2024.10.01 「張力」による楽器の変化とは?天野さんの最新投稿です!
今回は長期的な音の変化の原因を挙げてみましょう。弦の張力で徐々に生じる楽器の変形です。弦の張力に負けない造形という意味で、バイオリンほどよくできた弦楽器は他にないと思います。それでも50年100年と長い年月とともに徐々に変形してしまいます。私たちバイオリン職人は立体のゆがみを見る訓練を重ねていますので、古いバイオリンを手にしたときに、変形によってずいぶん音も変わったんだろうなと想像するのです。ネックの元起きも少しずつ進みますし、他にもいろいろ。例えば魂柱はやがて長さが足りなくなります。これは魂柱が縮んだのではなく、板や箱が変形した結果です。試しに表板や裏板の魂柱の立っている辺りを指でなぞって観察してみましょう。少し膨らんでるはずです。奏者の皆さまも、バイオリンにはこういった小さな物理的変化があちこちに生じていることを頭に入れておいてください。そうすれば音が変化するということは何かしら物理的変化が生じているはずだ、と論理的に考えられるはずです。「弾き込めば…」のような言葉に引っ張られないように。 (天野年員)

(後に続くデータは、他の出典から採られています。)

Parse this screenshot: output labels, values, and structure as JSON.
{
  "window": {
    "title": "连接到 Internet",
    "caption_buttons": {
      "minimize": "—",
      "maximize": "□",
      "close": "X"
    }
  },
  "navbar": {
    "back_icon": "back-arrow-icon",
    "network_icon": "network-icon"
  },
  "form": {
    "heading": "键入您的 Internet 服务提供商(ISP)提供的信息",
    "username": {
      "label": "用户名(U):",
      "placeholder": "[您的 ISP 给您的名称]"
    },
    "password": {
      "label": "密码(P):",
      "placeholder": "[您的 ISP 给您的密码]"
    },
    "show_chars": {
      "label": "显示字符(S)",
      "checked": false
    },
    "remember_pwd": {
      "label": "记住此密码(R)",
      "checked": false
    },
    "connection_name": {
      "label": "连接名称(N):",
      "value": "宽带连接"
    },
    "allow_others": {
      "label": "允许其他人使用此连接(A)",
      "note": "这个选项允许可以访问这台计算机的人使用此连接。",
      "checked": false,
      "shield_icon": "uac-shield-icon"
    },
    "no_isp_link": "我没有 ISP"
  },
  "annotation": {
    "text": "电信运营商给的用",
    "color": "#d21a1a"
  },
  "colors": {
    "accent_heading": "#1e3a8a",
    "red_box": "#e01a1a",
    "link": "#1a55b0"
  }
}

2024.06.22 湿度が気になる今の時期、天野さんからのアドバイスです!
以前コラムで(日々感じる音の変化の原因はまたの機会に)と約束しましたので、その一つ湿度による音の変化を取り上げてみましょう。楽器をとりまく湿度の変化は、気候や演奏環境が変わるかぎり避けようがありません。湿度の高い季節になるとおそらく多くの方は湿ったおかきを連想し、バイオリンも似た感じになっていると思われているのではないでしょうか。すこし専門的な話になりますが、音に最も影響を及ぼしているのは、ネック角度の変化だと私は考えています。夏と冬で弦高が変化していることにお気づきの方、それです。特に楽器が大きくなると変化量も大きいので、チェロやバス奏者の方はご存じのはずです。修理でネックを外して付け直す作業を何度も経験していくと、ネック角度のわずかな違いが音に大きく変化をもたらすことが実感できます。私は「湿ったおかき」による音の変化はそれほど大きくないと考えています。ちなみに弦の張力によるネックの元起きとちがって、湿度(気候)によるネック角度の変化は元に戻りますので心配いりません。そういう構造の楽器だと思って使いましょう。 (天野年員)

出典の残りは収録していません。